I'm going to pass out now.

Wednesday, July 29, 2009

THE BIG APPLE, WHERE PEOPLE NEVER DANCE...

I can't believe I'm actually doing it!!! KYAA~!!
My mother and I are going to New York City!!! WHOOP WHOOP!!!
I'm going to take a tour of NYU and Columbia and do all the touristy things one must in New York City.

This summer is pretty damn awesome if you ask me.
Karen has basically lounged around the house with me since graduation, laughing until 3 or 4 in the morning and then watching Chloe the next day.
We went to Las Vegas, my first trip out of state I might add, and it was like being in a fucking oven.
I would never ever want to live there.
We didn't get to stay in a hotel because Tina's dad lives in Boulder City, so we stayed indoors and watched Pretty in Pink all day.
The whole reason we went to Vegas was to see The Fray in concert at the Palms.
Not only did we see The Fray, but we also saw Jack's Mannequin and some other band (whose name I've forgotten) from Colorado.
Jack's Mannequin was way too Emo for my taste and the only reason I knew one of their songs was because my cousins are into Emo music.
Other than that, they were verging on annoying and their fans were a little too into it. lol.
There was this one guy sitting in the seats behind us that had a Jack's Mannequin's shirt on and was rockin' out and singing by himself.
It would be a different story if he had people around him that were as into it as he was, or even one other person, but he was by himself and his girlfriend looked mortified.
We pretty much watched this guy the whole time they were playing because it was a lot more entertaining than watching the singer defecate all over his beautiful piano.
The Fray on the other hand were absolutely stunning.
I only knew a couple of their songs, meaning the popular ones on the radio, but they did not disappoint.
We listened to their CD's the whole way to Vegas, so I was familiar with some of them and I can honestly say that they sound ten times better live than on their CD, which is really impressive.
Overall, I thought it was a really great concert.
Our feet hurt like hell by the end, but I'd say it was worth it.

There are so many great bands touring right now...I'm dying to see them all, but that's impossible.
Franz Ferdinand is touring with Green Day (whom I can really do without) and Paramore is touring with No Doubt.
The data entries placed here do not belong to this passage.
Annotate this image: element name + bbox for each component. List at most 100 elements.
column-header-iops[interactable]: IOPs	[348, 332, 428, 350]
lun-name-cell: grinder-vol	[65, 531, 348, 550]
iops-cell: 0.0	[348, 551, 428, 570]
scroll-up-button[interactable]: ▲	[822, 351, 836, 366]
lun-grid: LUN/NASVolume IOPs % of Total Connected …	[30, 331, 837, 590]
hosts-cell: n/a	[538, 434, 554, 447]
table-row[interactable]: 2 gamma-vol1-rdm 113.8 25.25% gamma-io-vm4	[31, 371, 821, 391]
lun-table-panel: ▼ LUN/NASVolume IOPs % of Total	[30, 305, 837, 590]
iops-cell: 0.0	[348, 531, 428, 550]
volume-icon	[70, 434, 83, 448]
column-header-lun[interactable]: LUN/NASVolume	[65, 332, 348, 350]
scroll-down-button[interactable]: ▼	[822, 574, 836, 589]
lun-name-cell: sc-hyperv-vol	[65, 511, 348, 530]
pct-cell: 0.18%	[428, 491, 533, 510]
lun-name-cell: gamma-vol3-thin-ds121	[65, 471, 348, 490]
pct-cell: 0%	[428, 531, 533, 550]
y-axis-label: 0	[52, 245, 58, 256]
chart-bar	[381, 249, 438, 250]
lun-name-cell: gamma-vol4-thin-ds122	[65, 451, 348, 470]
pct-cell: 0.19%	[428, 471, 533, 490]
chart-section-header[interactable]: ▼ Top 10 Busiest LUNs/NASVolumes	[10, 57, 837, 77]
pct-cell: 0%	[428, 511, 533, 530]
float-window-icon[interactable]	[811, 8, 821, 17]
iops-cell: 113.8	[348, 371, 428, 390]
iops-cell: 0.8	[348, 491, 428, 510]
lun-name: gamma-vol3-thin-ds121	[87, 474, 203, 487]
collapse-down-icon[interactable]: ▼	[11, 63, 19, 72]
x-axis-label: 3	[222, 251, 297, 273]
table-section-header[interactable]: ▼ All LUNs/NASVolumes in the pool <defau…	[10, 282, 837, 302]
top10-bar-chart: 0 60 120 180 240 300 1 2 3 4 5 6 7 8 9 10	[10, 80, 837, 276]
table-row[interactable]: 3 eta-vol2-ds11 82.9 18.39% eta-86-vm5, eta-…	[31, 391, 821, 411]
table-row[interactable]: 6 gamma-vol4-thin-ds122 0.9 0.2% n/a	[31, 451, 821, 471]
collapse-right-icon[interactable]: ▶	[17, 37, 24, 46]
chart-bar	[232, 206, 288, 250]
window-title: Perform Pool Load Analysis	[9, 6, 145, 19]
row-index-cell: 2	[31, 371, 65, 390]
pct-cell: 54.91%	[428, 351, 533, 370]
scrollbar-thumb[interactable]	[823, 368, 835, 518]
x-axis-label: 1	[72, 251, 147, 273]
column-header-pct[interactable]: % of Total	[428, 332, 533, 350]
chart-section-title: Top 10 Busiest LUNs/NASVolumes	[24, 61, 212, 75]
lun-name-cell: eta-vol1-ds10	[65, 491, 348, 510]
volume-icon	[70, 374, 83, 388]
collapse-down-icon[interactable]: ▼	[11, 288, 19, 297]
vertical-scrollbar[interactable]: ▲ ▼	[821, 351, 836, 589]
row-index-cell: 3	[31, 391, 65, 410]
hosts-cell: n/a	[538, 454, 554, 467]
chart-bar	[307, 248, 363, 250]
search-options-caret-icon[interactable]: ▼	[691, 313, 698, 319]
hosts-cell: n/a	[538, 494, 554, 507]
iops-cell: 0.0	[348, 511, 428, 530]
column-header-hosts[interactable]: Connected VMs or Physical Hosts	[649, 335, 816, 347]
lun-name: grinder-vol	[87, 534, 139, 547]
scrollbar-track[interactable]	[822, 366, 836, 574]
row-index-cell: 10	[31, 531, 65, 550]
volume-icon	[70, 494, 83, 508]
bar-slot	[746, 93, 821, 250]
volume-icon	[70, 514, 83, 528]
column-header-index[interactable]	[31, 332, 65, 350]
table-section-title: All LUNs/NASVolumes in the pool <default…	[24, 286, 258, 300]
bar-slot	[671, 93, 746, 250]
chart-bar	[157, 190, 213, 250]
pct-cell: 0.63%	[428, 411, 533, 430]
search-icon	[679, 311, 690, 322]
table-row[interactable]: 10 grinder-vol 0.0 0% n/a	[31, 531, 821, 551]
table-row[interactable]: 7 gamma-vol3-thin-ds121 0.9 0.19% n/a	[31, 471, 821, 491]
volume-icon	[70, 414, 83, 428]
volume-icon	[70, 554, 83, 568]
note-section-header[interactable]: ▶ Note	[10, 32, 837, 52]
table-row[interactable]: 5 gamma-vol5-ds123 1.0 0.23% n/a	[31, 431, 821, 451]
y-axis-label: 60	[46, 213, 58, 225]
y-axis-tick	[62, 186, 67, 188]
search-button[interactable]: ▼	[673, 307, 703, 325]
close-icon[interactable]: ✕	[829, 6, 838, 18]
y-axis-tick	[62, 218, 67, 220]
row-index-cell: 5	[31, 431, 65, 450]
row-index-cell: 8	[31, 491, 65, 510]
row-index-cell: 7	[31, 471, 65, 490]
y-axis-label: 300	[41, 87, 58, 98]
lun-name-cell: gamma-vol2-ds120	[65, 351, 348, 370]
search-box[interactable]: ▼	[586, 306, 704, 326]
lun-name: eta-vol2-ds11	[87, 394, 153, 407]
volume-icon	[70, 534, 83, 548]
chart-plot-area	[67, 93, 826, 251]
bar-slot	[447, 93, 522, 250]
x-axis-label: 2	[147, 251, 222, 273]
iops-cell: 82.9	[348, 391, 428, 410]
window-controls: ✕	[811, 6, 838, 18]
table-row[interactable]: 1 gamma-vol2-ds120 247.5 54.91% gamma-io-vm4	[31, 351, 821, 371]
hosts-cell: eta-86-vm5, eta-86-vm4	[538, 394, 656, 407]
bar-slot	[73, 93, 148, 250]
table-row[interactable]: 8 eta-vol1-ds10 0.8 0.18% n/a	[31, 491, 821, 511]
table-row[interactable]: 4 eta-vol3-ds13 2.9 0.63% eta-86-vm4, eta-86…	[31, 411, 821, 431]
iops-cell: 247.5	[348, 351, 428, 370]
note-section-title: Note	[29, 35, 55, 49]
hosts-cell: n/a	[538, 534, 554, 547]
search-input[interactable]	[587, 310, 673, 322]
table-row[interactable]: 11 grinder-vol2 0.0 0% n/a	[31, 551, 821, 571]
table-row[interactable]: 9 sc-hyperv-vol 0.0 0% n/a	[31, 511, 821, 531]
I want to see Paramore and No Doubt so badly, but all the concerts in LA are sold out. The Arctic Monkeys are also playing in LA and I want to see them!!!
Karen and I were going to see Regina Spektor last night, but all my attempts at getting us tickets failed. Her show sold out really fast, which is kind of cool, I guess.
I found out that she's playing at the Greek Theater though, so there's no way in hell I'm missing that. :)
On top of that, Auntie, my Mom, Sarah, and I are going to see Jason Mraz in October!!! AHHHH!!!